In fact, most of his sex stories (and there are lots of them in this book) are circumscribed by doubt, braggadocio and self-loathing. Just pages after describing a rather funny encounter at the old Terminus Baths on Bay St, Pollock says that he “never liked the gay scene, can’t stand faggots and was never part of a bar-and-booze life (St Charles, Parkside, and so on).” I guess that when it comes to the “scene,” the baths don’t count. In addition to the Terminus, he also frequented the Oak Leaf, Continental, Roman and Club baths.

Shame and self-loathing have a long and interestingly crooked history in the gay community and almost from the beginning some folks have had the wit to turn the idea on its ear. Contemporary youth will know “shame” only as the name of the Vazaleen Pride party, but in the late 19th century, Oscar Wilde’s poet/lover claimed that, “Of all sweet passions Shame is loveliest.” Not so many years later, in 1907, an Edwardian music hall performer named Fred Barnes came up with a very popular ditty that claimed, “It’s a queer, queer world we live in/ And Dame Nature plays a funny game/ Some get all the sunshine/ Others get the shame.”

 

In irony is identity, you might say.

But aside from being a code word, shame is also a potent form of social control and as gay and lesbian people became more visible in the middle of the last century, others turned up the pressure. In the ’40s, ’50s and ’60s, a couple of prominent US doctors popularized the notion that there was no such thing as a happy homosexual. Gay people themselves bought into the idea and so it came to pass that if you were unhappy it must be because you were gay.

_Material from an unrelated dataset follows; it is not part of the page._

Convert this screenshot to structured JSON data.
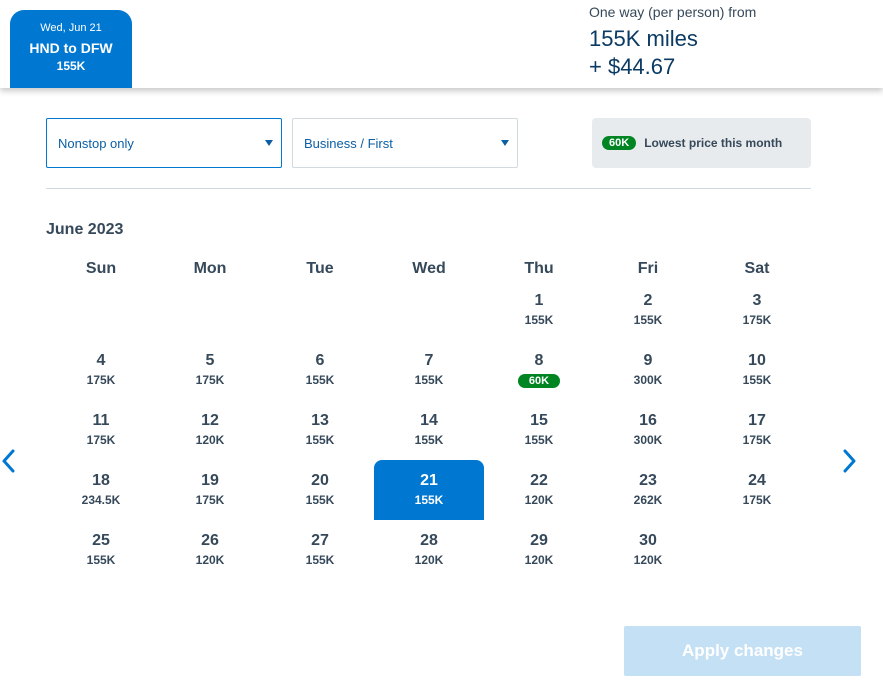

Even people who were in some sense out and about retained a healthy heaping of self-loathing. One of the first people I slept with, a beautiful blond who could have had anyone he wanted, turned up years later in Vancouver claiming he no longer hung out with gay people. He didn’t like them. Now it was strictly straights. Oddly enough, he didn’t look any happier.

In the ’70s, two British activists tried to lose the self-loathing with a seminal screed called With Downcast Gays, and for a while everyone went around trying to spot other people’s “internalized homophobia.” But their devastating critique (still available on-line at Outgay.co.uk/intro.html) didn’t convince everyone and for many years you’d hear people bitching about activists, bar flies, drag queens and indeed anyone too obviously gay.

As recently as 1994, an otherwise intelligent man excused the failure of our fling by saying, “But Brent, we only met in a bar.” As though we’d have done better somewhere outside the gay scene, like maybe a church or a mall.

Oddly enough, that’s probably the last time I heard a gay person blame their failings on their culture or orientation. People may or may not go out, but nobody slams the “scene” anymore. It’s not much in the way of progress, really, just a sensible bit of mental decluttering, and it won’t stop the Pope, the PM and other rightwingers from picking at our rights, but at least we’re not bashing ourselves anymore.